Earlier in the week, McIlroy called an Open Championship at the Old Course the “Holy Grail” of the sport. Across 72 holes he found only one bunker—and he holed out the ensuing shot for eagle. On Sunday he hit all 18 greens and did not make a bogey. Yet it wasn’t enough. This wasn’t a collapse, just a slow, agonizing letdown, defined not by a big miss but a series of little slippages. There is no questioning his heart, but McIlroy, 33, must tighten up his game if he wants to win the most exacting and important championships. The Cam Smiths and Scottie Schefflers and Matt Fitzpatricks and Justin Thomases and Jon Rahms of the world are getting the ball in the hole a little bit faster when it matters most.

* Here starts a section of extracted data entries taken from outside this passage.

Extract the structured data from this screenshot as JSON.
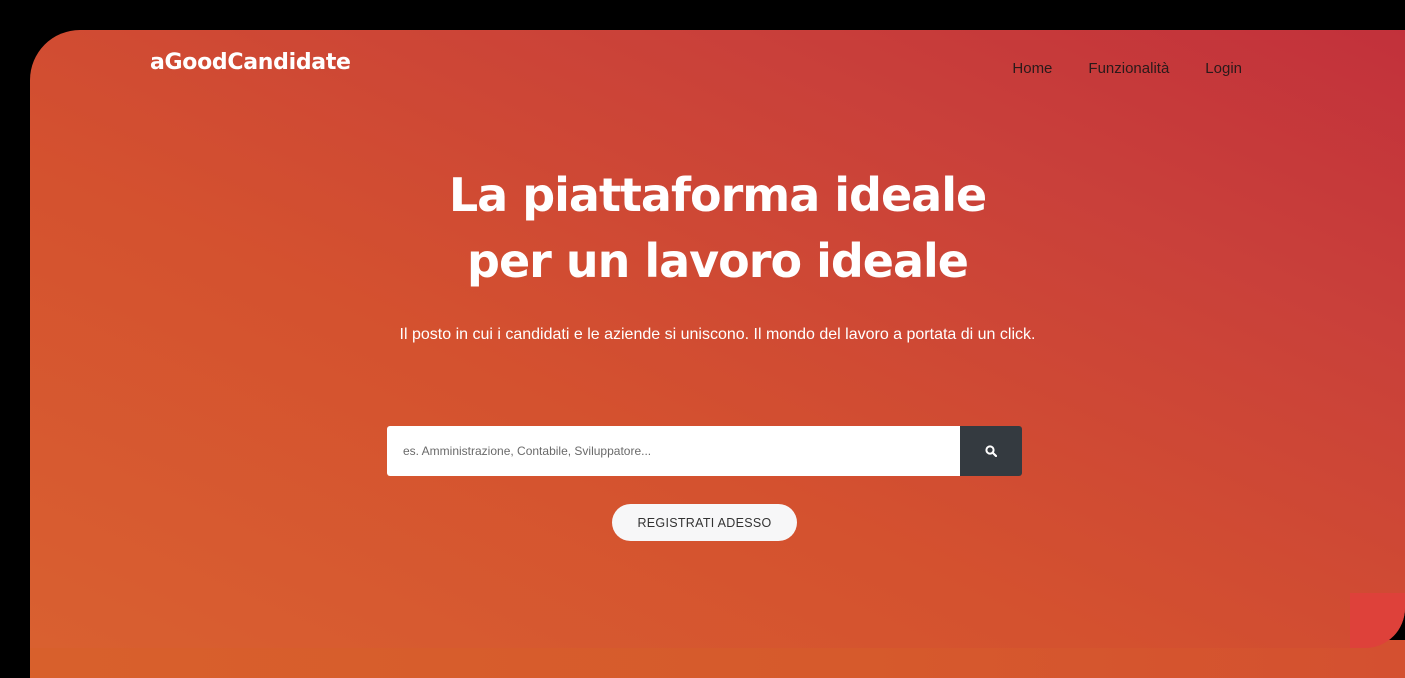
{
  "brand": {
    "name": "aGoodCandidate"
  },
  "nav": {
    "items": [
      "Home",
      "Funzionalità",
      "Login"
    ]
  },
  "hero": {
    "headline_line1": "La piattaforma ideale",
    "headline_line2": "per un lavoro ideale",
    "subtitle": "Il posto in cui i candidati e le aziende si uniscono. Il mondo del lavoro a portata di un click.",
    "search": {
      "placeholder": "es. Amministrazione, Contabile, Sviluppatore...",
      "value": "",
      "button_icon": "search-icon"
    },
    "cta_label": "REGISTRATI ADESSO"
  },
  "colors": {
    "gradient_start": "#d96030",
    "gradient_end": "#c2313b",
    "search_button": "#343a40",
    "cta_background": "#f7f7f8",
    "text_light": "#ffffff",
    "nav_text": "#2a1a1a"
  }
}
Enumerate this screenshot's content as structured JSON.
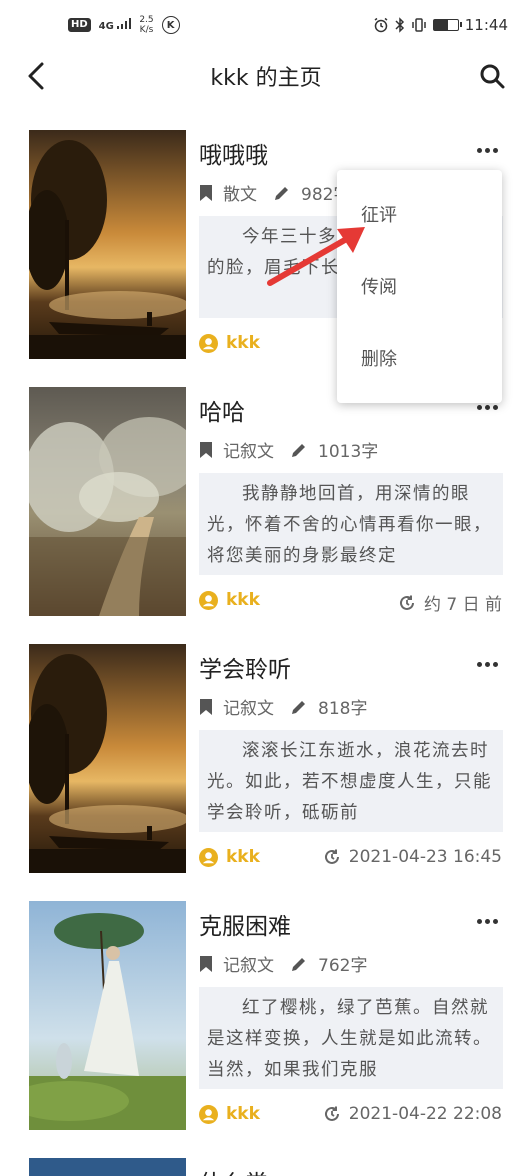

Afterward, McIlroy conducted himself with his usual dignity, and in his press conference he took the long view, that he is playing at an incredibly high level and had a chance to win each of this year’s major championships. Golf’s most grounded superstar then retreated to his suite at the Rusacks Hotel, which overlooks the Old Course’s 18th hole. He came to the window with his 1-year-old daughter, Poppy, in his arms. McIlroy jiggled her floppy arm to make a little wave, and on an outdoor deck one floor below, a big crowd of revelers cheered the charming scene. A few minutes later another roar went up. This was down near the R&A clubhouse, where Smith had materialized to sign autographs. He was carrying something too. The claret jug.